The Delaware state legislature has updated the Delaware General Corporation Law for 2009 to provide additional indemnity protection for directors. Delaware corporation law is important to businesses throughout North America because the Delaware Court of Chancery (a special business court) and the Delaware Supreme Court are the source of most common law on corporations, and the legislatures and courts throughout the United States and many countries throughout the Caribbean and some Latin American countries look to Delaware court decisions for guidance. Additionally, a great many companies and other forms of business entity throughout the United States are formed in Delaware, and subject to Delaware law.
Effective August 1, 2009 Section 145(f) of the Delaware General Corporation Law is amended to provide that indemnification of directors, and their right to advancement of expenses for indemnity, may not be eliminated by the company after the occurrence of the act or omission giving rise to the indemnification claim, unless the by-law or charter provision providing indemnification allows for retroactive elimination. To simplify, unless the articles or by-laws provide, a company cannot refuse to indemnify an officer or director after an act or omission occurs, if the company documents provided for indemnity when the act was committed. This amendment legislatively overturns a 2008 Delaware Chancery Court decision in Schoon v. Troy Corp., 948 A.2d 1157, where a former director who was sued for breach of fiduciary duty sought advancement of defense expenses, but before the suit was brought, the company amended the bylaws to eliminate indemnification for former directors. The court upheld the company’s action.

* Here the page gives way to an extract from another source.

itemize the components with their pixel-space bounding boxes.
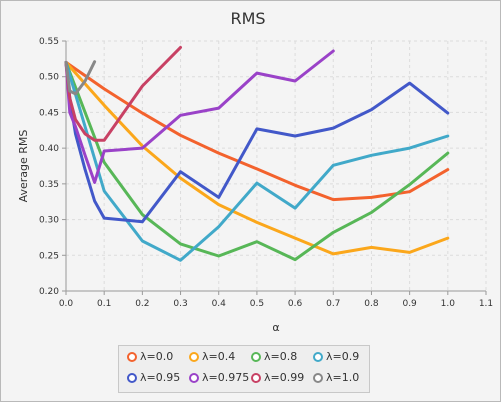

The Colorado Business Corporations Act, C.R.S. § 7-109-103, requires Colorado corporations to indemnify their directors and officers unless the Articles of Incorporation specifically provide that no indemnification is to be provided. If the holding of Schoon v. Troy was applied in Colorado, a company would be able to amend its articles to retroactively eliminate the company’s indemnification obligation.
I recommend that directors and officers enter into indemnification agreements with the company. Articles of incorporation and bylaws can be amended, but a contract between two parties can normally not be amended without the consent of both parties.